Around two weeks back, Symantec had disclosed the malicious Duqu software which appeared similar to Stuxnet. Remember Stuxnet, the malware likely to have wreaked havoc in the Iran nuclear plan. Several governments and investigators world over are now striving to destroy this Duqu malware. In India, authorities have seized equipments from a Mumbai data center and security professionals alert it as the next gigantic threat, reports IBNLive.
Duqu linked to server in Mumbai (Image Credit: IBN Live)
Last week, officials from the Indian Department of Information technology took charge of components/hard drives from a server affected by the Duqu malware as informed by Symantec Corp, two Web Werks workers told Reuters. However, the workers denied knowing any information on how the malware got into the server at Web Werks.
Web Werks is a private firm in Mumbai with about 200 employees and its equipment may hold critical data to aid and accelerate the investigating process to know who has created Duqu.
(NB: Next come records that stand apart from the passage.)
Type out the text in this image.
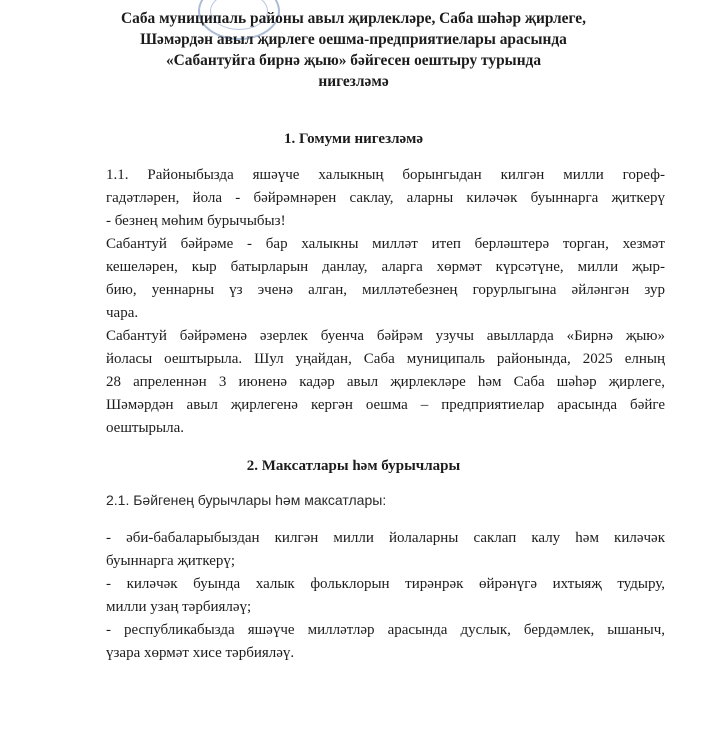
Саба муниципаль районы авыл җирлекләре, Саба шәһәр җирлеге,
Шәмәрдән авыл җирлеге оешма-предприятиелары арасында
«Сабантуйга бирнә җыю» бәйгесен оештыру турында
нигезләмә
1. Гомуми нигезләмә
1.1. Районыбызда яшәүче халыкның борынгыдан килгән милли гореф-
гадәтләрен, йола - бәйрәмнәрен саклау, аларны киләчәк буыннарга җиткерү
- безнең мөһим бурычыбыз!
Сабантуй бәйрәме - бар халыкны милләт итеп берләштерә торган, хезмәт
кешеләрен, кыр батырларын данлау, аларга хөрмәт күрсәтүне, милли җыр-
бию, уеннарны үз эченә алган, милләтебезнең горурлыгына әйләнгән зур
чара.
Сабантуй бәйрәменә әзерлек буенча бәйрәм узучы авылларда «Бирнә җыю»
йоласы оештырыла. Шул уңайдан, Саба муниципаль районында, 2025 елның
28 апреленнән 3 июненә кадәр авыл җирлекләре һәм Саба шәһәр җирлеге,
Шәмәрдән авыл җирлегенә кергән оешма – предприятиелар арасында бәйге
оештырыла.
2. Максатлары һәм бурычлары
2.1. Бәйгенең бурычлары һәм максатлары:
- әби-бабаларыбыздан килгән милли йолаларны саклап калу һәм киләчәк
буыннарга җиткерү;
- киләчәк буында халык фольклорын тирәнрәк өйрәнүгә ихтыяҗ тудыру,
милли узаң тәрбияләү;
- республикабызда яшәүче милләтләр арасында дуслык, бердәмлек, ышаныч,
үзара хөрмәт хисе тәрбияләү.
But putting the pieces together is a long and difficult process, experts said. “This one is challenging,” said Marty Edwards, director of the US Department of Homeland Security's Industrial Control Systems Cyber Emergency Response Team. “It's a very complex piece of software.”
According to Ars Technica, Symantec reveals that Duqu and Stuxnet could be related and enabled by the same code. However, Dell says that both malware aren’t necessarily related and Duqu could be a new serious malware altogether.
Duqu gets its name from the prefix ‘DQ’ that it creates to steal valuable information while according to renowned security companies like SecureWorks, McAfee, Kaspersky Lab and Symantec victims of this malware are found in Europe, Iran, Sudan and the United States. Though these hackers are yet unknown, they are apparently backed by a government.